The Bureau of Meteorology confirmed a tornado occurred at Tubbul near Young about 3:30pm, a second a short time later at Caragabal, and it received unconfirmed reports of a third at Cowra.
Power of a tornado
Mr Death said he did not think it was possible a storm could destroy the shed.
"There's 12 posts … with massive amounts of concrete and it's just either snapped the I-beam off or it's pulled the concrete out of the ground," he said.
He said the storm had left corrugated iron and debris strewn across his 5-kilometre-long property.
"There's corrugated iron up the top of trees," he said.
He said he had been assessing injuries to livestock.
"Whether they were hit by branches, rubble flying through the air, or even picked up and dropped, I [just] don't know," he said.

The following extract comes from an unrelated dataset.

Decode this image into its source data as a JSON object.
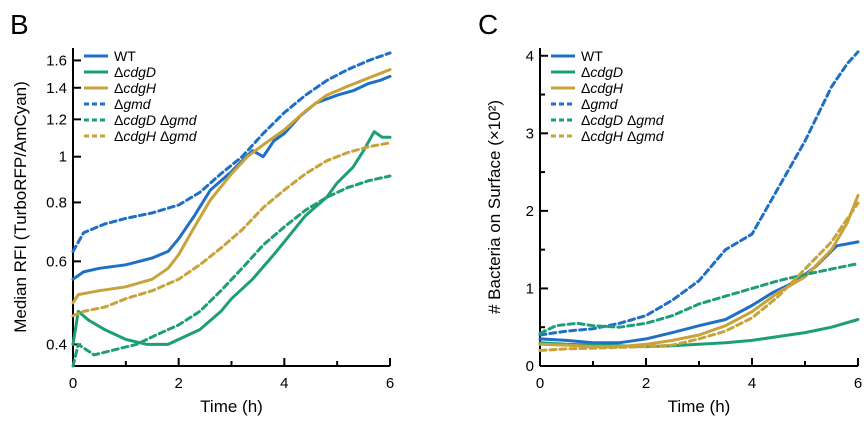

"They were a little bit lame [earlier], but they seemed fine this morning, which was great."
Roof ripped off
The twister missed Mr Death's home, but a young couple living nearby were not so fortunate.
The storm cell ripped the roof off their house, damaging about 90 per cent of the property.
Caragabal Royal Hotel publican Tanya Collins recalled hearing a very loud, "indescribable" noise.
"[It was] horrendous … I didn't know what it was," she said.
"My friend actually thought it was a train, but it was way louder [than that]."
Then Ms Collins received a phone call from a neighbour who said the roof had been blown off another home.
"That was the noise we heard," she said.
Ms Collins was worried the hotel had also been hit.
"I raced out the back to see if the pub was still intact and it was," she said.
Ms Collins was quick to offer the young couple who lost their home a room at the pub.
"It's just a shame," she said.
"They're only young and trying to get ahead and then this happens."
But Ms Collins was glad no-one was injured.
"At the end of the day that's all that matters — things can be placed," she said.
Third tornado
Eleanor Webster was surprised to witness what she believed was a tornado at Cowra about 2pm on Wednesday.
"I was outside in the garden and we got this sort of small cloud come across," she said.
"It got very windy and the clouds were swirling, and after maybe 30 seconds it sort of moved across the front of the house, and then it started to drop a funnel."
She said she got in her car to try to see where the tornado had travelled to.
"It sort of went off into the paddock, which was a good thing, but [then] it disappeared into a big rain burst."
The SES has urged communities hit by the wild weather to stay away from fallen trees and damaged properties, and to be cautious on roads as the clean-up continues.